We recruited, through very hard work, just over 300 athletes. This generated a lot of data.

One of the things that generally just blew me away about London 2012 was the attention to detail. Everything was so far beyond what people could have 'gotten away' with doing, designing and building. What fascinates me, and I guess it's going to be the subject of many PhDs, is now we have gone up to this level of performance what will we come down to? Will we go back to the baseline? I suspect the legacy of the Olympic Games is that it's changed everyone (some more than others) at least a small amount to think 'I can offer a bit more'. Maybe I've still got my rose-tinted specs on but I think it did show us what we can do!

What effect can elite sport have on a person's oral health?

It can be very good: healthy lifestyle and fitness are all good for oral health. But there are also some challenges; for example, for an infectious disease like periodontal disease, elite athletes engaged in high intensity training will undergo periods of immune suppression leading to periods where the infectious burden may gain advantage. Also an elite athlete's diet has been traditionally very high in carbs, which can be challenging to oral health and cause caries. A lot of people have also looked at the effects of sports drinks on dental erosion. It may simply be that elite athletes very focused on a challenging training routine either have difficulty getting access or finding time to get to a dentist for check-ups or preventive care. Often perhaps it doesn't enter their mind-set in comparison to other aspects of sports medicine.

What is the future for periodontology?

Great. In particular periodontology is doing really well at embracing biomedical research, particularly in terms of molecular biology and genomics. What's great about periodontology is that it is looking at understanding the patient at an individual and also at a broader, society level. When you bring together a discipline that is forward looking and has an appreciation of that breadth of endeavour then I think the future is very promising.

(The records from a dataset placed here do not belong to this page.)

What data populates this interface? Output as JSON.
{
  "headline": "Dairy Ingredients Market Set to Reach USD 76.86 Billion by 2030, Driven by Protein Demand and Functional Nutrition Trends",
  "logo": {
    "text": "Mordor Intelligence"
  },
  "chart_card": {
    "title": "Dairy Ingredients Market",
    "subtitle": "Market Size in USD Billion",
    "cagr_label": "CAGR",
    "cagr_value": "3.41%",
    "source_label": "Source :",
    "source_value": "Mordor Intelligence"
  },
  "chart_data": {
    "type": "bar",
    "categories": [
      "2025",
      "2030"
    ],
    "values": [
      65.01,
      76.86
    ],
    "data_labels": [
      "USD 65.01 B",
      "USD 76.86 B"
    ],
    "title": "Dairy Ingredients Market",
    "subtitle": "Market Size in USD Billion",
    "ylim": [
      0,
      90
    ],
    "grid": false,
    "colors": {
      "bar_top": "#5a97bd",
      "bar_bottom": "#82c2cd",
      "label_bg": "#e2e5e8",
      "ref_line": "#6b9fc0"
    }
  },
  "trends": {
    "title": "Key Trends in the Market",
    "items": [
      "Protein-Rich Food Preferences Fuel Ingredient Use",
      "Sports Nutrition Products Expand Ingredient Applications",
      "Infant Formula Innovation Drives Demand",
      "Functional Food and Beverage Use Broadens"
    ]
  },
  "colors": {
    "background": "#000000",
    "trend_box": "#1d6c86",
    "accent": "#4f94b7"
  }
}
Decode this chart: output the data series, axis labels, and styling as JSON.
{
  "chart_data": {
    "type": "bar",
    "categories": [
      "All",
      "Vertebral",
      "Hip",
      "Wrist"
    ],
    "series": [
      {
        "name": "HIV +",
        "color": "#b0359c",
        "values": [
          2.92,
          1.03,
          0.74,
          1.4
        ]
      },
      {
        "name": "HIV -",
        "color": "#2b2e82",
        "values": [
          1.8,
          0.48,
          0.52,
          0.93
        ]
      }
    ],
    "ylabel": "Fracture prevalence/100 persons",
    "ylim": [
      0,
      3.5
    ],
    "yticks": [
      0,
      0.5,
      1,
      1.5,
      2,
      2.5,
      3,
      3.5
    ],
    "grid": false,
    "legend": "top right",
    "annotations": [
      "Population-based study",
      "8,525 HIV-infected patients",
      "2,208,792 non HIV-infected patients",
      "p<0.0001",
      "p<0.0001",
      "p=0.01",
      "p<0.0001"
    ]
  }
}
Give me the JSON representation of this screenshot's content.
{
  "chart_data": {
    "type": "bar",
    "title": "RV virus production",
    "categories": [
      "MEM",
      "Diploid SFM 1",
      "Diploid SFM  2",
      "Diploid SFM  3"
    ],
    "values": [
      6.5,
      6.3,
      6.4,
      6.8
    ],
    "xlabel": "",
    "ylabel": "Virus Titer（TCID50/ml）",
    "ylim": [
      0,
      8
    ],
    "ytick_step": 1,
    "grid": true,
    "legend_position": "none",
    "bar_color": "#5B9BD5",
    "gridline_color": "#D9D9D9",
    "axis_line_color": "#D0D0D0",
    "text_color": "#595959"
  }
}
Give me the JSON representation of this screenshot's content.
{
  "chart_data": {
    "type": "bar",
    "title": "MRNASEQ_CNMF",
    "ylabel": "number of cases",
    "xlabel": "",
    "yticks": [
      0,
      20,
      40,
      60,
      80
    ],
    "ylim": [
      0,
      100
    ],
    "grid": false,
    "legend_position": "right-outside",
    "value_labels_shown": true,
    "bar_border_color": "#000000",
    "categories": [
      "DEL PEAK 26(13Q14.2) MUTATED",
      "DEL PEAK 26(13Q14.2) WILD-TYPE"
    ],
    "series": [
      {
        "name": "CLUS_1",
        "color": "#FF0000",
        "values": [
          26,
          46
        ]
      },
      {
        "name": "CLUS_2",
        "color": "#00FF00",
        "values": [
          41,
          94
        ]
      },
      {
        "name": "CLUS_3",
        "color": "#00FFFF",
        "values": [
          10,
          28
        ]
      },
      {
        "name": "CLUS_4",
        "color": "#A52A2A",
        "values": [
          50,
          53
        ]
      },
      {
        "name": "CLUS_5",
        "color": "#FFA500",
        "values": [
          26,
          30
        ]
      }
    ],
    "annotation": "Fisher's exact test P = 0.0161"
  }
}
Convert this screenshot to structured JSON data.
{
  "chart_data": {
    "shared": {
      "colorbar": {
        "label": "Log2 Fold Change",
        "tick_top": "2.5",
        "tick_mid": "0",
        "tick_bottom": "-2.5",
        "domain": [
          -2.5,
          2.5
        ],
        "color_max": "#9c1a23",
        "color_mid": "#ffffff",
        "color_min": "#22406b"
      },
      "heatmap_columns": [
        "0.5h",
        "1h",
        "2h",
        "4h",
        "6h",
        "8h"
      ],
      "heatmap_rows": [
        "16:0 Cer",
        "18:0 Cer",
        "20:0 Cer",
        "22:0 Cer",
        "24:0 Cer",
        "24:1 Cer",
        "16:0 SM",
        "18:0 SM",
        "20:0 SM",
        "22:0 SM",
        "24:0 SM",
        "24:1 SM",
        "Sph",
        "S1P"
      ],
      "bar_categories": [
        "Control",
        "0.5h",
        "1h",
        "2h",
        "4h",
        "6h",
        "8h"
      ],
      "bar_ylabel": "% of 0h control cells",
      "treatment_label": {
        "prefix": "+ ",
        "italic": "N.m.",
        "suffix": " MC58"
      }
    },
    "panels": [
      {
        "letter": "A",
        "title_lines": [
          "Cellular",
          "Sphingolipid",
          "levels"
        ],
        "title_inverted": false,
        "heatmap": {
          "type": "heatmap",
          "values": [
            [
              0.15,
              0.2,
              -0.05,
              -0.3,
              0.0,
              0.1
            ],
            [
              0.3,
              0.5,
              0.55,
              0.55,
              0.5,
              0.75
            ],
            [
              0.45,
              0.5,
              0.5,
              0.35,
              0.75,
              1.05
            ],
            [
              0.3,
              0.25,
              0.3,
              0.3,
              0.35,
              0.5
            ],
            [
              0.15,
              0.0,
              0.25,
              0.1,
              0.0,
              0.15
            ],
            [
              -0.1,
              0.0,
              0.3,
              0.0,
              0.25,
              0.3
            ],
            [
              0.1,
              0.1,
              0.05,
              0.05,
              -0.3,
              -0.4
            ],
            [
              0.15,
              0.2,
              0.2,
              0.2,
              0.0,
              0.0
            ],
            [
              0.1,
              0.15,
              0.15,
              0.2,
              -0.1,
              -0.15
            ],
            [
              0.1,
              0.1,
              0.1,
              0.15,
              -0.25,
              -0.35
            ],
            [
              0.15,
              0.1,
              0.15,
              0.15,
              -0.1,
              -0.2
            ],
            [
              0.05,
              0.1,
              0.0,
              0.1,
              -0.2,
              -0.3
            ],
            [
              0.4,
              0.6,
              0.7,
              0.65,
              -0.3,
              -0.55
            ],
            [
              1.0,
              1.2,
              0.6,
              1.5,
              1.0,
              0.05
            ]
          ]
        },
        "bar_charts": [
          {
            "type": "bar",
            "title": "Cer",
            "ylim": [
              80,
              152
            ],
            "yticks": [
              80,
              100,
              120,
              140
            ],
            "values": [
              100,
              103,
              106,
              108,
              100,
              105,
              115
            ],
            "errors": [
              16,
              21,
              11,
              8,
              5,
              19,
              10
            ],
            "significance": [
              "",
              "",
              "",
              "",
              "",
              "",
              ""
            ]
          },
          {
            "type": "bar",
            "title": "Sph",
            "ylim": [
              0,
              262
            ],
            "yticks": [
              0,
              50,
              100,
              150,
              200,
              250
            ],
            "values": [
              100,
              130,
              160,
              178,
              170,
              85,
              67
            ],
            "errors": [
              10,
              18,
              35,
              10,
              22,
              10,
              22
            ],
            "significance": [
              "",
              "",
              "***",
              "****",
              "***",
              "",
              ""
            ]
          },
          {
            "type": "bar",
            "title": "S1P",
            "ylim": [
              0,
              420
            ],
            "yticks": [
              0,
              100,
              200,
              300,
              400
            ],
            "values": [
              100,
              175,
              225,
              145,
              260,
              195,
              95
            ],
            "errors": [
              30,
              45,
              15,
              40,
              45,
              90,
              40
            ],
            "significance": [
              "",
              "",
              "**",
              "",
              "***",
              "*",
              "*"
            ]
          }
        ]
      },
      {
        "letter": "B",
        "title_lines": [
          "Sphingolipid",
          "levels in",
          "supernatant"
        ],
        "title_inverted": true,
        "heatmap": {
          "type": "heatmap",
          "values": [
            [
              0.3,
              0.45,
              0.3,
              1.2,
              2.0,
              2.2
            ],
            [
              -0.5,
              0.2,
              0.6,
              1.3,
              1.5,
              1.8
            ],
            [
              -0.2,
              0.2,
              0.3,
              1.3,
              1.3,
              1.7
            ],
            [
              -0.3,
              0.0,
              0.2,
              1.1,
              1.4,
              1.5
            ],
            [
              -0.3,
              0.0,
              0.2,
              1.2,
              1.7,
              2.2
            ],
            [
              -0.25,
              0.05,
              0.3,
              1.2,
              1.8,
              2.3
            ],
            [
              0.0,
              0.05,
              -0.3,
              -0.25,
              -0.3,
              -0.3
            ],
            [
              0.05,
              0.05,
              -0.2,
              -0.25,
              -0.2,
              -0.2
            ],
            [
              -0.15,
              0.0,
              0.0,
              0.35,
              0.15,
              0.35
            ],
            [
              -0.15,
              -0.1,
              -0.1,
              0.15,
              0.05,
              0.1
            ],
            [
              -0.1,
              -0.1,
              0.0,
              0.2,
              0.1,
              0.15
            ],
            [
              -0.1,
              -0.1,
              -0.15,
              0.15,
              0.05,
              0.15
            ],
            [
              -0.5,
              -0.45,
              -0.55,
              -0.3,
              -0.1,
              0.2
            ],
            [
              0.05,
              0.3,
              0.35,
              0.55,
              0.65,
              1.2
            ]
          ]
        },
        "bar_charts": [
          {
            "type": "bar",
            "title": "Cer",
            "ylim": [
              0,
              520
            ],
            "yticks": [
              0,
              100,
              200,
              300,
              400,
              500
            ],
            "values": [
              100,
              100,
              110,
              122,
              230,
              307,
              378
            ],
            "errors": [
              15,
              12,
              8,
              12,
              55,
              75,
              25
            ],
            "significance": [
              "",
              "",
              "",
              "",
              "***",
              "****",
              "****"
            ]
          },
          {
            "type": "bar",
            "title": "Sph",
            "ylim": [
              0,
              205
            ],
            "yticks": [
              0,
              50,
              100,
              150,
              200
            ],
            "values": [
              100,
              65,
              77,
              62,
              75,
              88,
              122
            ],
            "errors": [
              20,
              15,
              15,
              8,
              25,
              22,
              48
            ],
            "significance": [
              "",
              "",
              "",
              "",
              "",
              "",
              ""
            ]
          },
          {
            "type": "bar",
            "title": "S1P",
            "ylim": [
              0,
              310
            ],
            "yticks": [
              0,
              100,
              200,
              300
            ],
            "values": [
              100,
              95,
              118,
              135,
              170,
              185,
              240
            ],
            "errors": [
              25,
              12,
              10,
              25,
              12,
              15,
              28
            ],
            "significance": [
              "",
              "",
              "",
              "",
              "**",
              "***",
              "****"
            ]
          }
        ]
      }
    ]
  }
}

It shocks most medics (non-dentists) to hear how high the proportion of people with significant levels of periodontitis is. The number of people with moderate or severe periodontal disease really isn't changing, and not just in the UK but throughout Europe, so there are some important questions there.

In practice, the developments in regenerative, reconstructive treatments for patients with severe periodontal problems are very exciting. I'm not ashamed to say we have had great success in treating people with periodontal disease in terms of traditional outcomes. It is also really exciting to see the quality of life measures reinforcing this. It's not just what we think but patient perceptions also show that there is a lot of real benefit.

If you could write UK guidelines on any topic, what would you choose?

I'm very focused on improving periodontal health and that's an area that I continue to work on together with the British Society of Periodontolgy.

If I were your student, what are the three most important things you would advise me to do to become a successful and happy dentist?

  1. 1

    Communication skills: this is something I think that we were not taught or I've blanked it out of my memory! Dentists need to know how to really communicate ie how to listen and how to ask the right questions. Understanding and some expertise in behaviour change are also key skills but can be difficult to acquire

  2. 2

    Technical ability: I think this is often underplayed these days but technical ability is crucial. I don't think anyone would want to go and see a technically inept dentist. Therefore, still and for the foreseeable future, technical proficiency is going to be important

  3. 3

    Keeping up to date: Skills in how to keep up to date and in knowing how and when to bring new things into practice are important. Dentists should know how to evaluate whether new processes/materials made a difference and achieved what we expected them to for our patients.